A l’égard des autres membres du GME
Dans les hypothèses n° 1 et n° 2 : le sous-traitant n’a aucun lien de droit direct avec les autres membres du GME. Aussi, la convention de groupement ne saurait ni profiter, ni nuire au sous-traitant. Toutefois, la violation par l’un des membres du GME de l’une de ses obligations contenues dans l’accord de coopération peut engager sa responsabilité délictuelle à l’égard du sous-traitant, si celui-ci prouve que ce manquement contractuel lui a causé un dommage personnel, direct et certain.
Dans l’hypothèse n° 3 : le sous-traitant, en sa qualité de mandant, peut poursuivre le mandataire si ce dernier a violé l’une des obligations qui pesait sur lui en vertu du contrat de mandat. Par ailleurs, le mandataire commun et le sous-traitant sont réciproquement tenus de respecter les termes du contrat de groupement, sous peine d’engager leurs responsabilités contractuelles respectives.

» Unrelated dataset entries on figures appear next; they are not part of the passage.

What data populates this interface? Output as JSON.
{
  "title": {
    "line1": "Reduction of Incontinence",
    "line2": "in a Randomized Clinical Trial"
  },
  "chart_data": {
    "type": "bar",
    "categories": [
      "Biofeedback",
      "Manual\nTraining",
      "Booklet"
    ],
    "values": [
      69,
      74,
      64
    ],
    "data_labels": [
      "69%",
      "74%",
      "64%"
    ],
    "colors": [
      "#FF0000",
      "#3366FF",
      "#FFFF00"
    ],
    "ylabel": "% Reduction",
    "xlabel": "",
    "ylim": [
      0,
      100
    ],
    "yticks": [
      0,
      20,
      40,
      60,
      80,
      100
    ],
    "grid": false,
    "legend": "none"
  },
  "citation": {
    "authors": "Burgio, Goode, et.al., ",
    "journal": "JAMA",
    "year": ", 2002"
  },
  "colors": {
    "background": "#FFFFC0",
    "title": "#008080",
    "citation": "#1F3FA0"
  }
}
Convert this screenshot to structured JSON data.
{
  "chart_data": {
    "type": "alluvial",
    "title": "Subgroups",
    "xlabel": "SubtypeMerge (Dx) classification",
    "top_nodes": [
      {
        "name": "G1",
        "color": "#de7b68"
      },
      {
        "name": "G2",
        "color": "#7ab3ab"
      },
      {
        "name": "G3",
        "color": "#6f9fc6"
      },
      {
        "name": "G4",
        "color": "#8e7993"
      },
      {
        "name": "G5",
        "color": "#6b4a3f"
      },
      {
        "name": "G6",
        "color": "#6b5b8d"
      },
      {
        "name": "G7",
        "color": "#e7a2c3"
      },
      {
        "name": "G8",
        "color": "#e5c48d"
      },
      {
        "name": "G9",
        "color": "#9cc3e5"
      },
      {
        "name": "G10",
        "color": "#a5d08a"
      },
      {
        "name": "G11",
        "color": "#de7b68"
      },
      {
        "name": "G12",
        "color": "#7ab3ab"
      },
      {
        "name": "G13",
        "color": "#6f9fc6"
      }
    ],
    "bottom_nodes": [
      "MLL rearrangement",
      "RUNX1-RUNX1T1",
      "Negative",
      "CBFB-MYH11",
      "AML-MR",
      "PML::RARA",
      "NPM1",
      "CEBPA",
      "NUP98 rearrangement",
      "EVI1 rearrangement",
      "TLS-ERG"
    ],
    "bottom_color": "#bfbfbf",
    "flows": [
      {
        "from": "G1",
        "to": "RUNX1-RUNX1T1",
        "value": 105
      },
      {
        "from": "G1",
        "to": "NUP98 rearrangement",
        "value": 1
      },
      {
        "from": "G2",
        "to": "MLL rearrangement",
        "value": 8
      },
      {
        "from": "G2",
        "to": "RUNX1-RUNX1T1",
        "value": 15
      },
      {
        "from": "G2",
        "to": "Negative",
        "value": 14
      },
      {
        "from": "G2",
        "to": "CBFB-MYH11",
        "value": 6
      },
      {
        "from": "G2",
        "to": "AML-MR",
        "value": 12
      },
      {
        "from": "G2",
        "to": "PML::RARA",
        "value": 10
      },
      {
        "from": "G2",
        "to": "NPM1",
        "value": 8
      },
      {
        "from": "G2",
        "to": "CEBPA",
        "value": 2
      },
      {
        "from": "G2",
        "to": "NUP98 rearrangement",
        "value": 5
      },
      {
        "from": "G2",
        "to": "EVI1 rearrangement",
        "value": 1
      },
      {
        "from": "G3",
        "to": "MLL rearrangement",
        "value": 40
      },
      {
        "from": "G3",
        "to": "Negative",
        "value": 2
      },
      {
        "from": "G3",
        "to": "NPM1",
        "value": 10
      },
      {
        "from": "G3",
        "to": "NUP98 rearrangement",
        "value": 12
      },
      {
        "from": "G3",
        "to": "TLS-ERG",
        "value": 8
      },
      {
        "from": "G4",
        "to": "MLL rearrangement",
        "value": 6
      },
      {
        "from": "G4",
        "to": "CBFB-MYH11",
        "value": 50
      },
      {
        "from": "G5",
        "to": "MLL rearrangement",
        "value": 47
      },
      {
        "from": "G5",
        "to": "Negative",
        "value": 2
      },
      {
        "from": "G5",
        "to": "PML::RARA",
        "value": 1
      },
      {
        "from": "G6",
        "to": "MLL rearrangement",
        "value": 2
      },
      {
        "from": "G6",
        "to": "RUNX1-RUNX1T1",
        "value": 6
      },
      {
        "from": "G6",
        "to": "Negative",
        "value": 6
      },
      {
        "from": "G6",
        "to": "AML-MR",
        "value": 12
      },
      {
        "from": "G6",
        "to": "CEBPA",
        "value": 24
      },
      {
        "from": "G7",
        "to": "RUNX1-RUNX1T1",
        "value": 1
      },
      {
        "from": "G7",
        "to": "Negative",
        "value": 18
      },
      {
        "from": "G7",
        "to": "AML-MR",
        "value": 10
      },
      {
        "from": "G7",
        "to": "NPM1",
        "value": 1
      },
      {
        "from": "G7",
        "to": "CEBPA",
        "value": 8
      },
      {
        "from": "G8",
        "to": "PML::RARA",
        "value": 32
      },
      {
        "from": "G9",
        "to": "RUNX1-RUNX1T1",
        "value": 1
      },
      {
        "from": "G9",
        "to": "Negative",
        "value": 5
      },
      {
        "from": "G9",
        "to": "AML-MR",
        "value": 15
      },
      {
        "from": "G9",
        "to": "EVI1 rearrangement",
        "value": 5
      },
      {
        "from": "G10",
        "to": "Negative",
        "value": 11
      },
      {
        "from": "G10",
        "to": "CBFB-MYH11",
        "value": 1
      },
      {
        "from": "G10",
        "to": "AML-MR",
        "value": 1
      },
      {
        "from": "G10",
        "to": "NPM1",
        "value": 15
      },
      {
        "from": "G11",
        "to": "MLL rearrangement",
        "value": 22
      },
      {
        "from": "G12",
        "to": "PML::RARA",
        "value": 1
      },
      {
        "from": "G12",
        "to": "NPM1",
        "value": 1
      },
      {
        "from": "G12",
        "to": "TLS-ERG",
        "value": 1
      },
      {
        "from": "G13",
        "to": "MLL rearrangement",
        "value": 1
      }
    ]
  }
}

De surcroît, le GME, en raison de sa nature particulière, fait peser sur ses membres – outre les obligations définies à l’accord de coopération en des termes explicites – des obligations implicites de coopération.
En effet, au nom de la justice contractuelle et de l’équité, le juge et l’arbitre font traditionnellement produire au contrat de groupement des obligations non expressément stipulées par les membres du GME lors de leurs engagements. Ces dernières peuvent être des obligations de faire – renseignement réciproque, assistance mutuelle, prévention des litiges, etc. – comme des obligations de ne pas faire – non-agression mutuelle, non-concurrence, etc.